ACA Drives More Change for Higher Ed
The nextSource blog has produced a solid amount of coverage about both workforce management in the higher education industry as well as the effects of the Affordable Care Act (ACA or Obamacare if you prefer) in the last few months. This is why editors here were interested to read about yet another way the ACA is impacting the day-to-day operations of nextSource clients at educational institutions. Read on for more on the latest ramifications of the ACA on higher ed.
According to the Associated Press, colleges and universities in numerous states are reaching similar conclusions: that insurance is cheaper for students on the ACA exchanges than it is through the student policies provided by the schools themselves.
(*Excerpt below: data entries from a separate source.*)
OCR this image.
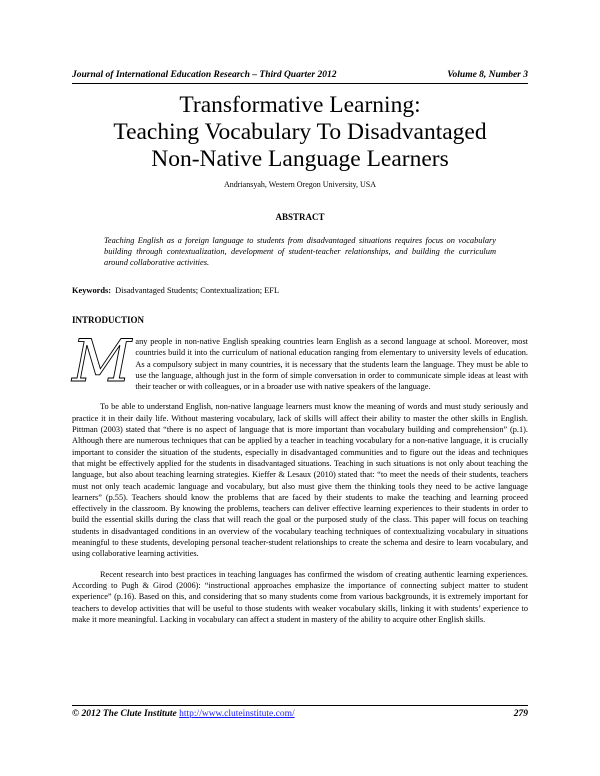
Journal of International Education Research – Third Quarter 2012	Volume 8, Number 3
Transformative Learning:
Teaching Vocabulary To Disadvantaged
Non-Native Language Learners
Andriansyah, Western Oregon University, USA
ABSTRACT
Teaching English as a foreign language to students from disadvantaged situations requires focus on vocabulary building through contextualization, development of student-teacher relationships, and building the curriculum around collaborative activities.
Keywords: Disadvantaged Students; Contextualization; EFL
INTRODUCTION

Many people in non-native English speaking countries learn English as a second language at school. Moreover, most countries build it into the curriculum of national education ranging from elementary to university levels of education. As a compulsory subject in many countries, it is necessary that the students learn the language. They must be able to use the language, although just in the form of simple conversation in order to communicate simple ideas at least with their teacher or with colleagues, or in a broader use with native speakers of the language.

To be able to understand English, non-native language learners must know the meaning of words and must study seriously and practice it in their daily life. Without mastering vocabulary, lack of skills will affect their ability to master the other skills in English. Pittman (2003) stated that “there is no aspect of language that is more important than vocabulary building and comprehension” (p.1). Although there are numerous techniques that can be applied by a teacher in teaching vocabulary for a non-native language, it is crucially important to consider the situation of the students, especially in disadvantaged communities and to figure out the ideas and techniques that might be effectively applied for the students in disadvantaged situations. Teaching in such situations is not only about teaching the language, but also about teaching learning strategies. Kieffer & Lesaux (2010) stated that: “to meet the needs of their students, teachers must not only teach academic language and vocabulary, but also must give them the thinking tools they need to be active language learners” (p.55). Teachers should know the problems that are faced by their students to make the teaching and learning proceed effectively in the classroom. By knowing the problems, teachers can deliver effective learning experiences to their students in order to build the essential skills during the class that will reach the goal or the purposed study of the class. This paper will focus on teaching students in disadvantaged conditions in an overview of the vocabulary teaching techniques of contextualizing vocabulary in situations meaningful to these students, developing personal teacher-student relationships to create the schema and desire to learn vocabulary, and using collaborative learning activities.

Recent research into best practices in teaching languages has confirmed the wisdom of creating authentic learning experiences. According to Pugh & Girod (2006): “instructional approaches emphasize the importance of connecting subject matter to student experience” (p.16). Based on this, and considering that so many students come from various backgrounds, it is extremely important for teachers to develop activities that will be useful to those students with weaker vocabulary skills, linking it with students’ experience to make it more meaningful. Lacking in vocabulary can affect a student in mastery of the ability to acquire other English skills.

© 2012 The Clute Institute http://www.cluteinstitute.com/	279
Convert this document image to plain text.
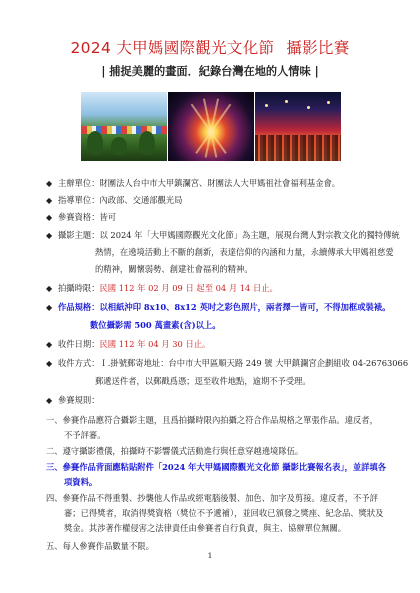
2024 大甲媽國際觀光文化節 攝影比賽
| 捕捉美麗的畫面．紀錄台灣在地的人情味 |
◆ 主辦單位：財團法人台中市大甲鎮瀾宮、財團法人大甲媽祖社會福利基金會。
◆ 指導單位：內政部、交通部觀光局
◆ 參賽資格：皆可
◆ 攝影主題：以 2024 年「大甲媽國際觀光文化節」為主題，展現台灣人對宗教文化的獨特傳統
熱情，在遶境活動上不斷的創新，表達信仰的內涵和力量，永續傳承大甲媽祖慈愛
的精神，關懷弱勢、創建社會福利的精神。
◆ 拍攝時限：民國 112 年 02 月 09 日 起至 04 月 14 日止。
◆ 作品規格：以相紙沖印 8x10、8x12 英吋之彩色照片，兩者擇一皆可，不得加框或裝裱。
數位攝影需 500 萬畫素(含)以上。
◆ 收件日期：民國 112 年 04 月 30 日止。
◆ 收件方式：Ｉ.掛號郵寄地址：台中市大甲區順天路 249 號 大甲鎮瀾宮企劃組收 04-26763066
郵遞送件者，以郵戳爲憑；逕至收件地點，逾期不予受理。
◆ 參賽規則：
一、參賽作品應符合攝影主題，且爲拍攝時限內拍攝之符合作品規格之單張作品。違反者，
不予評審。
二、遵守攝影禮儀，拍攝時不影響儀式活動進行與任意穿越遶境隊伍。
三、參賽作品背面應粘貼附件「2024 年大甲媽國際觀光文化節 攝影比賽報名表」，並詳填各
項資料。
四、參賽作品不得重製、抄襲他人作品或經電腦後製、加色、加字及剪接。違反者，不予評
審；已得獎者，取消得獎資格（獎位不予遞補），並回收已頒發之獎座、紀念品、獎狀及
獎金。其涉著作權侵害之法律責任由參賽者自行負責，與主、協辦單位無關。
五、每人參賽作品數量不限。
1
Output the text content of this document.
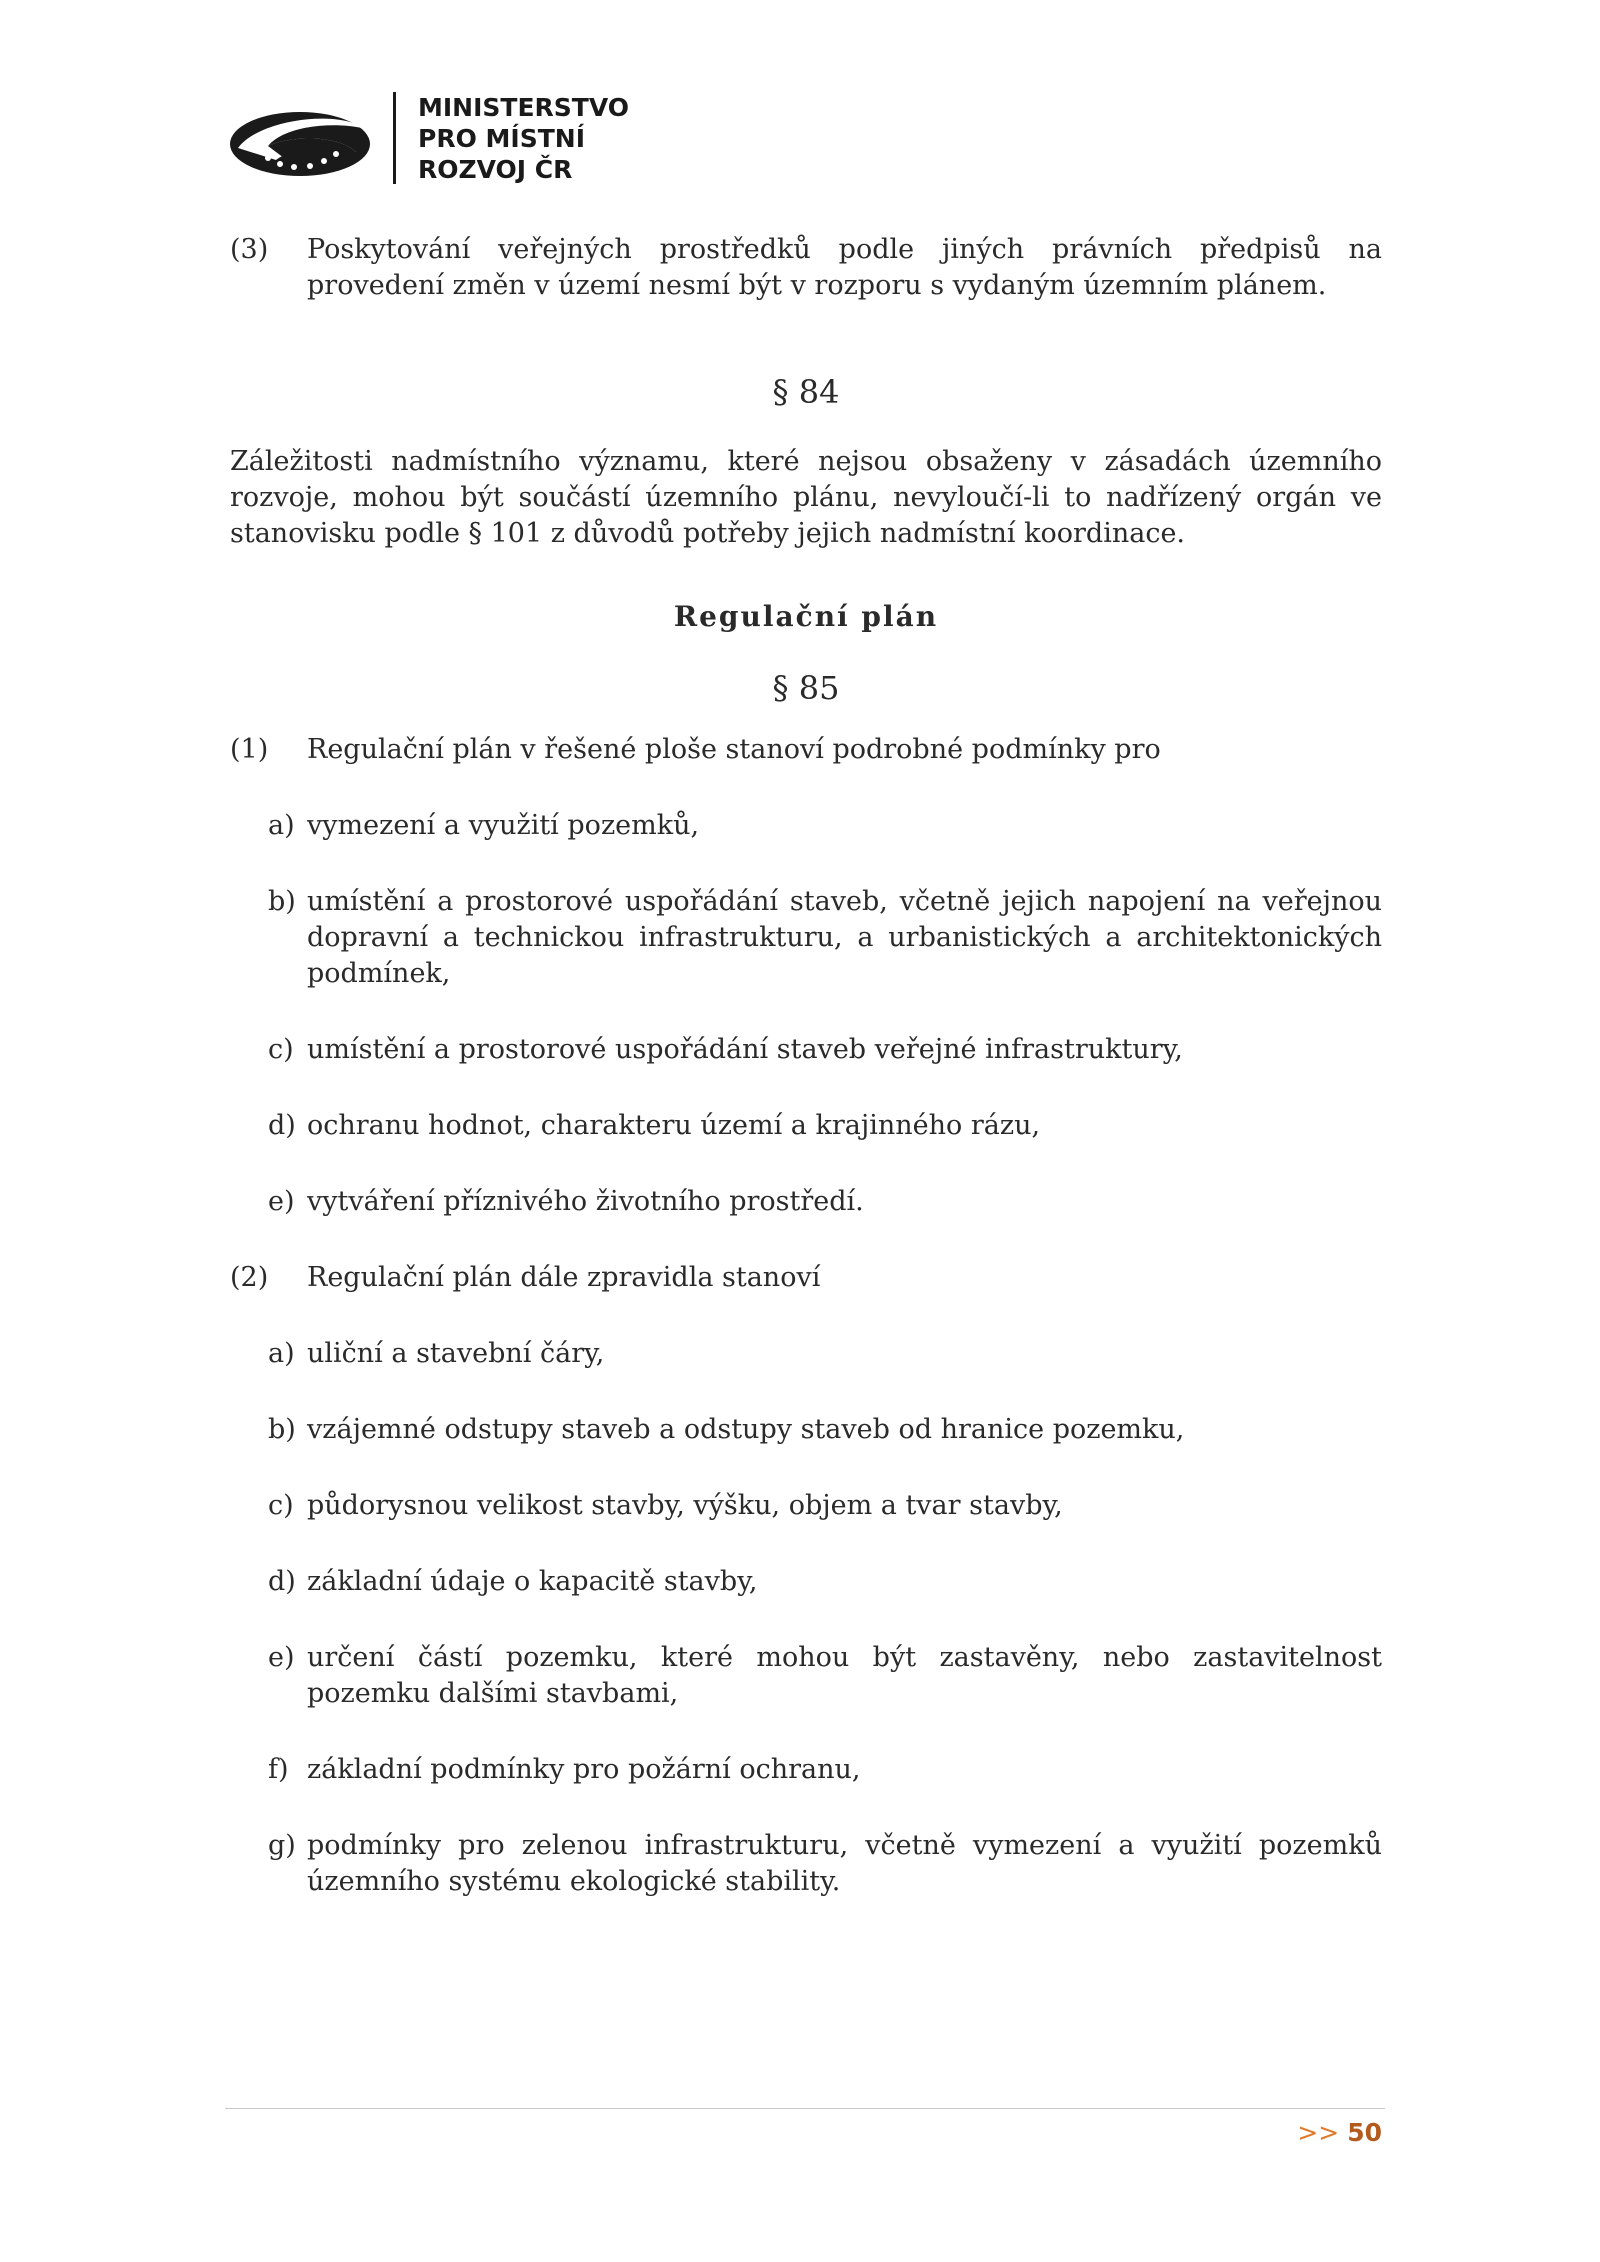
MINISTERSTVO
PRO MÍSTNÍ
ROZVOJ ČR
(3) Poskytování veřejných prostředků podle jiných právních předpisů na provedení změn v území nesmí být v rozporu s vydaným územním plánem.
§ 84
Záležitosti nadmístního významu, které nejsou obsaženy v zásadách územního rozvoje, mohou být součástí územního plánu, nevyloučí-li to nadřízený orgán ve stanovisku podle § 101 z důvodů potřeby jejich nadmístní koordinace.
Regulační plán
§ 85
(1) Regulační plán v řešené ploše stanoví podrobné podmínky pro
a) vymezení a využití pozemků,
b) umístění a prostorové uspořádání staveb, včetně jejich napojení na veřejnou dopravní a technickou infrastrukturu, a urbanistických a architektonických podmínek,
c) umístění a prostorové uspořádání staveb veřejné infrastruktury,
d) ochranu hodnot, charakteru území a krajinného rázu,
e) vytváření příznivého životního prostředí.
(2) Regulační plán dále zpravidla stanoví
a) uliční a stavební čáry,
b) vzájemné odstupy staveb a odstupy staveb od hranice pozemku,
c) půdorysnou velikost stavby, výšku, objem a tvar stavby,
d) základní údaje o kapacitě stavby,
e) určení částí pozemku, které mohou být zastavěny, nebo zastavitelnost pozemku dalšími stavbami,
f) základní podmínky pro požární ochranu,
g) podmínky pro zelenou infrastrukturu, včetně vymezení a využití pozemků územního systému ekologické stability.
>> 50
AP reports, “The main driver of colleges getting out of the insurance business is a provision in the Affordable Care Act that prevents students from using premium tax subsidies to purchase insurance from their college or university, according to Steven M. Bloom, director of federal relations for the American Council on Education, a Washington, D.C., group representing the presidents of U.S. colleges and universities.”
Coupled with the law’s provision allowing children to stay on their parent’s policies until age 26 (a bit beyond typical college years), these changes are making it less sensible for universities to continue to provide these benefits. As more states expand Medicare eligibility, analysts expect to see the trend towards sending students to the ACA exchanges continue.
Whether or not this is a positive or negative development, there is bound to be another ramification for the composition of the workforce among schools, colleges and universities. With a significant administrative burden eliminated (benefits administrators and related staff) higher education organizations will surely need to adjust their staffing levels accordingly. While this may be problematic for those whose positions may be jeopardized by the trend, the overall outlook is solid for contract workers and contingent laborers.
A recent Staffing Industry Analyst report revealed that staffing industry revenue grew at a healthy rate of 10% in 2014 underscoring the noticeable uptick in hiring both among contractors and full time workers. The projections for 2015 are similarly positive and overall there seems to be growth in hiring across the board as evidenced by Q1 numbers just beginning to come out for this year.
All this data underscores a number of important things relevant to workforce management. First, regulatory changes and environmental shifts will continue to affect the way business is done, leaving organizations to grapple with adaptation. Second, whether the labor market is expanding, contracting or simply changing, it is imperative to have a well-devised strategy and solution in place to accommodate any workforce-related needs as they emerge.